“Was he so simple as to think ill news would not travel?” Gervase said, with a faint smile. “Tell me, Madeline, where is my father? Perhaps you know.”
“Nobody knows,” she said, shaking her head; “but there is no reason why that should be bad news, Gervase. Papa says he quite understands it; he thinks Mr Burton will come back—after a while. He thinks he wants to put a little interval between him and all these events. He says he quite understands his feelings. Gervase——”
“Yes, dear. I can’t feel anything, I can’t say anything. I am half paralysed, and half mad. Think how things were when I went away: and to come back and find everything gone—disappeared as if it had never been: the dreadful empty mockery of a house which they say is mine, and my father, and all that he cared for, gone, gone like a dream. Sometimes I think I will go crazy,—everything seems to be whirling and unsteady. I am giddy with pain and confusion and ignorance, and the blank all around.”
He held her hand, but loosely, languidly, in a feeble clasp. She grasped his tightly, closely, as if to bring him back to himself.

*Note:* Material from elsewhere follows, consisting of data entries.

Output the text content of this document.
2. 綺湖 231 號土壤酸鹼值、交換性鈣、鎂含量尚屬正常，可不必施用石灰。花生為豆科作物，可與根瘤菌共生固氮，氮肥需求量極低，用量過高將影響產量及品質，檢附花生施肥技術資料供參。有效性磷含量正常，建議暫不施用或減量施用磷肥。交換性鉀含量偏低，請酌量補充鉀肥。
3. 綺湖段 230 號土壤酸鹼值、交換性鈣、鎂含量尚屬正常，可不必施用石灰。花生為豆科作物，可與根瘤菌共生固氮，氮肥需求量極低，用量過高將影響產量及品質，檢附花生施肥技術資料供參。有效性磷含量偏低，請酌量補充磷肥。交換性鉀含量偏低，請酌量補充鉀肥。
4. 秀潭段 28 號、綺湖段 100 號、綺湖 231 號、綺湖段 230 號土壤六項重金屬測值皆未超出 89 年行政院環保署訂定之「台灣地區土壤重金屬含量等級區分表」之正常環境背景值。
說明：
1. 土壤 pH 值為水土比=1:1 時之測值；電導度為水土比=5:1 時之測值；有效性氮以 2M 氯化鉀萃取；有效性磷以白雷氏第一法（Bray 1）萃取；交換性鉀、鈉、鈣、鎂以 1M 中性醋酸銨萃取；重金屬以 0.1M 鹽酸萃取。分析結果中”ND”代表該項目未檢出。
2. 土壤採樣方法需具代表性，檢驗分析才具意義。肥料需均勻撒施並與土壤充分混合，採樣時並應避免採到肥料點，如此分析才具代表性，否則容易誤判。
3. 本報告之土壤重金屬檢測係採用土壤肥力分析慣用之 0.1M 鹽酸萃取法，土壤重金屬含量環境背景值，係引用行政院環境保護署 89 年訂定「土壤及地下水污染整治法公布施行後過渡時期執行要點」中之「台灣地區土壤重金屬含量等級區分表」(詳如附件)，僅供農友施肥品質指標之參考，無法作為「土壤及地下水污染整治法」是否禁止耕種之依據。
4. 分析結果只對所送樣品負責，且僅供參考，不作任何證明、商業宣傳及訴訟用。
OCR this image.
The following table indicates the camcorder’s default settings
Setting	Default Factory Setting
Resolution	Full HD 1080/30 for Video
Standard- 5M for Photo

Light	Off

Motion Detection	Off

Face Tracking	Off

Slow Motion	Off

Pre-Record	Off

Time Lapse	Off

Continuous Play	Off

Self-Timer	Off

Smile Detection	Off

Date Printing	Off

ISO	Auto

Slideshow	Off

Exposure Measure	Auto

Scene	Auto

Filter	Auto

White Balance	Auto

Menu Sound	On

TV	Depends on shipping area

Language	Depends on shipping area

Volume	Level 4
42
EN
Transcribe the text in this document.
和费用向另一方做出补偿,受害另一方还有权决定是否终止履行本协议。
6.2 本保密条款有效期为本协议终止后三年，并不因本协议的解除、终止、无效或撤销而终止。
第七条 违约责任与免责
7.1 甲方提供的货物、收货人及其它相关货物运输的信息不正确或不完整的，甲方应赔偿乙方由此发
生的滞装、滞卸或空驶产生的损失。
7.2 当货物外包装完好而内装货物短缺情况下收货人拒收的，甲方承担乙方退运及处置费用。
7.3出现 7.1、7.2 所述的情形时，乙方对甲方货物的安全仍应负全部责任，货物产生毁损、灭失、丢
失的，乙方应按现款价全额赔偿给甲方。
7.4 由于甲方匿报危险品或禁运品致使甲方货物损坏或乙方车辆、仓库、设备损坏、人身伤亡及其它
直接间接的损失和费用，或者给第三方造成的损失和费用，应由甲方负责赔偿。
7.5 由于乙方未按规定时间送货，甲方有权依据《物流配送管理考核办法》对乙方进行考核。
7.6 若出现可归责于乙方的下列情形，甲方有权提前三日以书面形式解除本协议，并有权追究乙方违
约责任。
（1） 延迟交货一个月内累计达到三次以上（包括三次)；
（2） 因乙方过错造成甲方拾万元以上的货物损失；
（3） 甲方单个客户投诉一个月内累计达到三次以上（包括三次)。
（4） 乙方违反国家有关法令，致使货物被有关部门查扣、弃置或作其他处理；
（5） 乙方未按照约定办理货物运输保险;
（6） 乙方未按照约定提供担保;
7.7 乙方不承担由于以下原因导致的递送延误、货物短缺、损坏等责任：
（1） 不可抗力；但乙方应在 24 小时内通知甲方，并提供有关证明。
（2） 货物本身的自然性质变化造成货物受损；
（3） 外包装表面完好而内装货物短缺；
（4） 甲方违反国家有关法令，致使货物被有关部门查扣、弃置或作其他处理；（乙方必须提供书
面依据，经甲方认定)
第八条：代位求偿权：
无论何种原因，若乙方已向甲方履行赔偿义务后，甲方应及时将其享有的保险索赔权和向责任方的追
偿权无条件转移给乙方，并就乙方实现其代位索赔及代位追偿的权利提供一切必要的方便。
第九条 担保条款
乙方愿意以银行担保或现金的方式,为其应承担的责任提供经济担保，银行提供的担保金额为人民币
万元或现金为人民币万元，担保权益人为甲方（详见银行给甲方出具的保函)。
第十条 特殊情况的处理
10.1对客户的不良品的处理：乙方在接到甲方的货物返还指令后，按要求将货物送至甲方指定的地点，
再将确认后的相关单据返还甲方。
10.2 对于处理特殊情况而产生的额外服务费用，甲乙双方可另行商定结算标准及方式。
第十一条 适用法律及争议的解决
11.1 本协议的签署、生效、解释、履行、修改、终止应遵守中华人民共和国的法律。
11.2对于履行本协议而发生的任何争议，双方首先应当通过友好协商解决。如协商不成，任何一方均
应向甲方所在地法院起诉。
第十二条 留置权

“All that he cared for is not gone. Let my father tell you. He knows the right thing to say. Oh, Gervase, because you are in great trouble, don’t turn all love and tenderness away!”
“Madeline!”
“Oh, Gervase, if you only knew how I have thought of you night and day! I think I should have gone to you had there been any certainty where you were. I should not have let anything stand in the way, when you were in trouble. Don’t turn from me now. Papa is coming back from the office to lunch, on the chance of your arrival. He wants to do everything that is kind. Don’t, don’t turn from us, Gervase, because you are in trouble, which is only a reason for clinging together. Is it not a reason for clinging together?” she cried, with tears in her eyes.
And poor Gervase felt that he ought to feel above every other sentiment the sweetness of this consolation, for which he had so thirsted and hungered in his long misery at sea; thinking that just like this his Madeline would speak and look. But now that she was there before him, in his arms, speaking like Love itself, looking with eyes full of the tenderest sympathy, he was no longer able to feel anything. He caressed her clinging hand, but his natural impulse would have been to relax his hold, to put it away; not that he loved her less, but that the confusion in his mind, the fevered condition of his whole being, was incapable of any natural or happy sentiment. The miserable change that had come over all his private concerns, the ruin of his family, his father’s disappearance, even that curious maddening contradiction, in the midst of all the ruin, of the unchanged house, which he was told was his, filled up his thoughts, his heart, his very veins, so that there was room in him for nothing else.
Mr Thursley appeared soon after for luncheon, and his coming was a relief. He gave Gervase a coherent account of everything that had happened. Mr Thursley was evidently not without an impression that Burton, Baber, & Co. had been in a doubtful condition for some time; but he described with considerable vehemence the action of young Wickham, the risky transactions into which his impetuosity had drawn his partner, and the extravagance he had committed, his head turned by the greatness of the position which he thought he had attained—evidently with the intention of diverting the mind of Gervase from any unfilial thoughts. When the crash came eventually, he described how entirely honourable and digne the attitude of Mr Burton had been. The ultimate catastrophe had been brought about by the failure of one or two companies with which the house had become connected. Mr Burton had at once placed everything he had at the disposal of his creditors. His books, his private affairs, his property to the last penny, had been made available; and his honourable conduct had been fully acknowledged and warmly applauded. Offers had been made to him, on all sides, of help to begin anew his commercial career; but these offers had been gratefully declined. He had said that he was himself too old for a fresh start, and that his son was not disposed, or perhaps adapted, for a business life. Finally, all had been settled, and as a proof of their admiration for Mr Burton’s conduct and character, the creditors had requested his acceptance of the house and all its contents, upon which no profane hand had ever been laid.